In sum, our study confirms that quotas in electoral lists increase the number of women elected.
However, during the ten years in which quotas have been in place in Spain, they have not significantly affected the probability that women reach leadership positions or the type of policies that are implemented, at least in small municipalities that were the object of our study. At the same time, the fear that quotas would decrease the quality of politicians has not been confirmed: quota candidates have similar educational attainment and they attract a similar number of votes compared to the candidates they replace.
Details: https://voxeu.org/article/electoral-gender-quotas-fail-empower-women
4 Why quasi-experiments might be superior
Green (2010) makes the strong case for more widespread use of quasi-experiments. While randomized controlled experiments are generally superior to other types of casual inference, she argues that we should think of a continuum ranging form poorly designed quasi-experiments (least preferred) to strongly designed controlled experiments (most preferred). In the middle range are both strongly designed quasi-experiments and poorly-designed controlled experiments. In that category, there is a case to be made for using quasi-experiments.

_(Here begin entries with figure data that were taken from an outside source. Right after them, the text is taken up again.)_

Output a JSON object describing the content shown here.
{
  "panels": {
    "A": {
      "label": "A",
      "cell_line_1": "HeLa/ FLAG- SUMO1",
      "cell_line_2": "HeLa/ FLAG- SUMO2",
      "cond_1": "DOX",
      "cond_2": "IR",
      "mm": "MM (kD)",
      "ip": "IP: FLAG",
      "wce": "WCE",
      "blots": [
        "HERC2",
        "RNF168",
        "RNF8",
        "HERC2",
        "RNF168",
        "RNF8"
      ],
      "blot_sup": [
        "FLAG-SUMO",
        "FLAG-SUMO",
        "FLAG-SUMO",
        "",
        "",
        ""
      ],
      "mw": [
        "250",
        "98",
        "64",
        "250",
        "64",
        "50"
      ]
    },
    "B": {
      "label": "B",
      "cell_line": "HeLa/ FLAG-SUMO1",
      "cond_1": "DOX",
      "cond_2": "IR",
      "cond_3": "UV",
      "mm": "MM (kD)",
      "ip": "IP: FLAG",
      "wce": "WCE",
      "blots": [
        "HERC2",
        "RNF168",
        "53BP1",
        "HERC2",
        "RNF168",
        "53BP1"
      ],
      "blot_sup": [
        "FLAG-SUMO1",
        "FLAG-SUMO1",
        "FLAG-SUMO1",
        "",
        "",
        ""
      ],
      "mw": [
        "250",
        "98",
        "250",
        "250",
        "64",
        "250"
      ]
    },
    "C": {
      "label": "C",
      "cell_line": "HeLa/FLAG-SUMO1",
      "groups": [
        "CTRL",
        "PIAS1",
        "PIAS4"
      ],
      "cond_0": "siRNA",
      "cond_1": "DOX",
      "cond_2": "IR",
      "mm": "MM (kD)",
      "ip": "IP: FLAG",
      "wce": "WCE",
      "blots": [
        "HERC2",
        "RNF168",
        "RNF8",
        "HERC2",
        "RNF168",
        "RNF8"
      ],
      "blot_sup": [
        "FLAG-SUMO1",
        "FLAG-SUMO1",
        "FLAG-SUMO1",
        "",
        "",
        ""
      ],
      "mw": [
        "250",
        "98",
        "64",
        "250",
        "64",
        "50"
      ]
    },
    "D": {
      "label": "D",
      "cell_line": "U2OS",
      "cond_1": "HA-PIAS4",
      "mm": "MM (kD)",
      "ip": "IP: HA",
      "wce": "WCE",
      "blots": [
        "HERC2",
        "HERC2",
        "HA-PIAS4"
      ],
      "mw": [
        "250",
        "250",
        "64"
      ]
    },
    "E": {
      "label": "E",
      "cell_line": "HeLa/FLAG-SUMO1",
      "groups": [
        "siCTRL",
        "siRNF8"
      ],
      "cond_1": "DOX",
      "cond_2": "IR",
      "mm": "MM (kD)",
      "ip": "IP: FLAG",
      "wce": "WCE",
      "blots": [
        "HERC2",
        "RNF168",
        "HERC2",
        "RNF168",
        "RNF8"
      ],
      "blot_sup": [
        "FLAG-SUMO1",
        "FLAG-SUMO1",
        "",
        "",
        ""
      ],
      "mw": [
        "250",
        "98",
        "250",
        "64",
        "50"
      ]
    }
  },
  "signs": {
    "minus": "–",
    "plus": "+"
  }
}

Think about our threats to validity:
In a quasi-experiment, no one - researcher or subject - knows at the time they are part of experiment. So we have higher confidence in internal validity.
In a quasi-experiment, you are not constrained by access to subjects or other practical and ethical constraints. You are only observing post-hoc.
- you are not making choices about access to some treatment
- you are not exposing subjects to potential harm
Since the design can be applied to a broader range of settings and contexts, we can have a higher confidence in external validity.
But since the natural or administrative choices that set up the quasi-experiment may be rare, external validity may be a challenge.
These insights might explain why quasi-experiments and particularly regression discontinuity design are becoming so widely used and popular: inexpensive, powerful, practical.